We started the proton therapy trials in GI at The University of Texas MD Anderson Cancer Center 10 years ago. We have gone from phase I/II to phase III trials in the tumors where it made sense. Now we are doing a trial in liver cancer at the national level looking to prove that protons are better than X-rays. We also are doing randomized phase III trial in esophageal cancer looking at whether lung and heart toxicity can be reduced to the extent that it improves morbidity and possibly mortality.
Therefore, we think that the proton therapy will have less cardiac and less pulmonary morbidity and that will lead to fewer perioperative complications, less long-term heart mobility and mortality, and that will translate into a survival benefit.
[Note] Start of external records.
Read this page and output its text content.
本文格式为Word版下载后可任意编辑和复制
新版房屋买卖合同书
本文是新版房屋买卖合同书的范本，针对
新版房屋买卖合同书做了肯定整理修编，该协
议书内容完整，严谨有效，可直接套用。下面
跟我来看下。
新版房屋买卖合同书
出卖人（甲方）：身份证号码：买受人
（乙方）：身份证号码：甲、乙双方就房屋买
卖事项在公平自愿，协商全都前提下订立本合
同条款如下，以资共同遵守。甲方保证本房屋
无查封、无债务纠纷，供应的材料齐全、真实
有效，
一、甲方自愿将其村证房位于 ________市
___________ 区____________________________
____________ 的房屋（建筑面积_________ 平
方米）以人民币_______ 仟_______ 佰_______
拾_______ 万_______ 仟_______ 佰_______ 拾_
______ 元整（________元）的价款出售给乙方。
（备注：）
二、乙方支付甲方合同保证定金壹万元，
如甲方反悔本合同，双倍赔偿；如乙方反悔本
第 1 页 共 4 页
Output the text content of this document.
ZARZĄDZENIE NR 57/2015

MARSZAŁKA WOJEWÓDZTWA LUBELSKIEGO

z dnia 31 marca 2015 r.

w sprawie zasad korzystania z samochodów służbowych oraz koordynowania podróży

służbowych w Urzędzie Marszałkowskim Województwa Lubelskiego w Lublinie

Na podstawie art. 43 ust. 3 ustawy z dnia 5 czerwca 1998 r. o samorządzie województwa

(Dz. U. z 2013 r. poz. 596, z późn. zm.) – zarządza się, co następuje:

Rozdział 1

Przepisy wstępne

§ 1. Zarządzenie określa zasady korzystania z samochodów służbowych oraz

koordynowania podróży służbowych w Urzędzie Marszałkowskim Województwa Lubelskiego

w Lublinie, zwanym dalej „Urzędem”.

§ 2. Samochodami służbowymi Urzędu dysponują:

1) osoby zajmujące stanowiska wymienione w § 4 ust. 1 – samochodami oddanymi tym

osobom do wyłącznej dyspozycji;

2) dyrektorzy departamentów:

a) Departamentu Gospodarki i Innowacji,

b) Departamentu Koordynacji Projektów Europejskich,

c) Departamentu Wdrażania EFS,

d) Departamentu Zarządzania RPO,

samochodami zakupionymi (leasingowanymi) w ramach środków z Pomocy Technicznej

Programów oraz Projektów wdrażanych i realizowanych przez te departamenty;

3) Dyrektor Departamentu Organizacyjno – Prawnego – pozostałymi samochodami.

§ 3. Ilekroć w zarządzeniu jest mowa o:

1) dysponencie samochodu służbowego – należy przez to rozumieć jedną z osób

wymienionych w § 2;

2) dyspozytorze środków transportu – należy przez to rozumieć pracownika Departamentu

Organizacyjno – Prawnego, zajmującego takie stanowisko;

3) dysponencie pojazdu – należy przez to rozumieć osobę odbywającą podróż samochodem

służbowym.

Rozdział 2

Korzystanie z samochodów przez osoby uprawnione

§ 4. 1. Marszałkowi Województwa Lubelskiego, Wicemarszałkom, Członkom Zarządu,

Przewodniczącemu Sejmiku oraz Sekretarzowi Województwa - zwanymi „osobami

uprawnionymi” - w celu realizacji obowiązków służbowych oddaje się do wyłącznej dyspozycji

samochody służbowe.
I have a hard time convincing some of my colleagues who do not understand it, but we know that late cardiac morbidity is a problem for GEJ cancers. We also know that perioperative acute respiratory distress syndrome is a big cause of morbidity and mortality in patients that undergo surgery after preoperative chemoradiation. Preliminary data indicate that there could even be a survival benefit, if not just a major morbidity benefit to the use of protons, just by confining the radiation away from the lung and heart better than we can with photons. We always should try to think about doing randomized phase III trials. We are at the phase I/II dose-escalation trial for pancreatic cancer, and the next steps are going to be getting enough people who feel comfortable doing that so that we can ask a phase III question. It is always a challenge with these new technologies because of the quality assurance of not only planning the radiation, but the delivery of it. We have to make sure everyone is doing that right.
It is a big challenge. It is something that we are working on and considering, but it is going to be hard to get phase III data with this kind of approach. There is no way to get a tail to the survival curve without effective local control. There are very few things that can do that; we can't pick patients who we know are going to be alive at 3 years. It just doesn't happen that often.